This guide will attempt to help you diagnose some common problems with plasma TVs. It applies to most manufacturers of plasma TVs.

Some background about plasma TVs (feel free to skip)
Most plasma TVs are made by three major manufacturers. Samsung, LG, and Panasonic are the most common. There are some older manufacturers, including NEC, Hitachi, Pioneer, etc. which are no longer in the business of manufacturing of PDPs.

A PDP is essentially a module sold to a manufacturer. The PDP comes with the glass panel which contains a mix of noble gases. It is vital that this panel is not damaged as a crack may lead to the gases escaping, making the panel a very expensive and very heavy paperweight. (It is NOT possible to re-gas a PDP module, at present at least.) The PDP also comes fitted with the Y-buffers, Y-sustain, Z-sustain, control board and X drivers. In some cases, it may come with a power supply.

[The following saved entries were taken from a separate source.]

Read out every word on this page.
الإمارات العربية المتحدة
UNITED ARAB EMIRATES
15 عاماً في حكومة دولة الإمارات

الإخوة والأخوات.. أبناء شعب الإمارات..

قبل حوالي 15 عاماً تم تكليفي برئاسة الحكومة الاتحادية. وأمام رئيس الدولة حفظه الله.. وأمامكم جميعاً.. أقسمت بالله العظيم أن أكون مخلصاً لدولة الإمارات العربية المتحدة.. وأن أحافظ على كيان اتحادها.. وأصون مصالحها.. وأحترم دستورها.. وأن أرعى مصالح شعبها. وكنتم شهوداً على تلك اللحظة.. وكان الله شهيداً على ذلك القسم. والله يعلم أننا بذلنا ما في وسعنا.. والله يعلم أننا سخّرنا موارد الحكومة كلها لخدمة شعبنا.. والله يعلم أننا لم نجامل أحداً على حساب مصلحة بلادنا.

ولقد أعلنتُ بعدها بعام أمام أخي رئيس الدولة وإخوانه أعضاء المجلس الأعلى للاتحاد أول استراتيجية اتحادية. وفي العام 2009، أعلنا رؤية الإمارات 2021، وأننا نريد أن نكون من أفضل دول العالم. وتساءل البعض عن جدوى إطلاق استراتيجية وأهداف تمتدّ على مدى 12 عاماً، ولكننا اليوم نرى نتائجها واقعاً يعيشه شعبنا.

The PDP is manufactured by one of the larger manufacturers. If, for example, you buy a store-brand plasma TV, the retailer has made a contract with a company somewhere in the Far East (probably...) to make a Plasma TV for them. This manufacturer will buy the PDP module from the PDP manufacturer (LG & Samsung usually sell modules - Panasonic doesn't usually) and put some other components with it such as the main board and a power supply, and put it in a case, then ship it off to the retailer.

If you buy a plasma TV from one of the bigger manufacturers that make their own PDPs, then the manufacturer has supplied their own boards and put their name on it.

Boards in a plasma TV
A plasma TV contains at least:
  • Y-buffer (sometimes in two parts, a Y upper and Y lower). This connects to the Y-sustain.
  • Y-sustain (Samsung call it an Y-main and Panasonic call it an SC board). This is almost always on the left of the screen when you look at it from behind.
  • Z-sustain (Samsung call it an X-main and Panasonic call it an SS board). This is almost always on the right from behind.
  • Control board (sometimes called T-con and not to be confused with LCD T-con boards). Often buried under a main board.
  • X driver - sometimes fitted to the control board or integrated on it.
  • Power supply
  • Main board / AV board / Tuner board - the board with the input connectors, antenna etc. on it
From now on I will be using LG terminology as it is more familiar to me.

Tools of the trade
I highly recommend you have at least:
  • A digital multimeter. An analogue multimeter will not suffice.
  • A Phillips-head screwdriver
  • Patience
If you have an oscilloscope with a rated minimum of 400V inputs and a 10X probe that is also very useful.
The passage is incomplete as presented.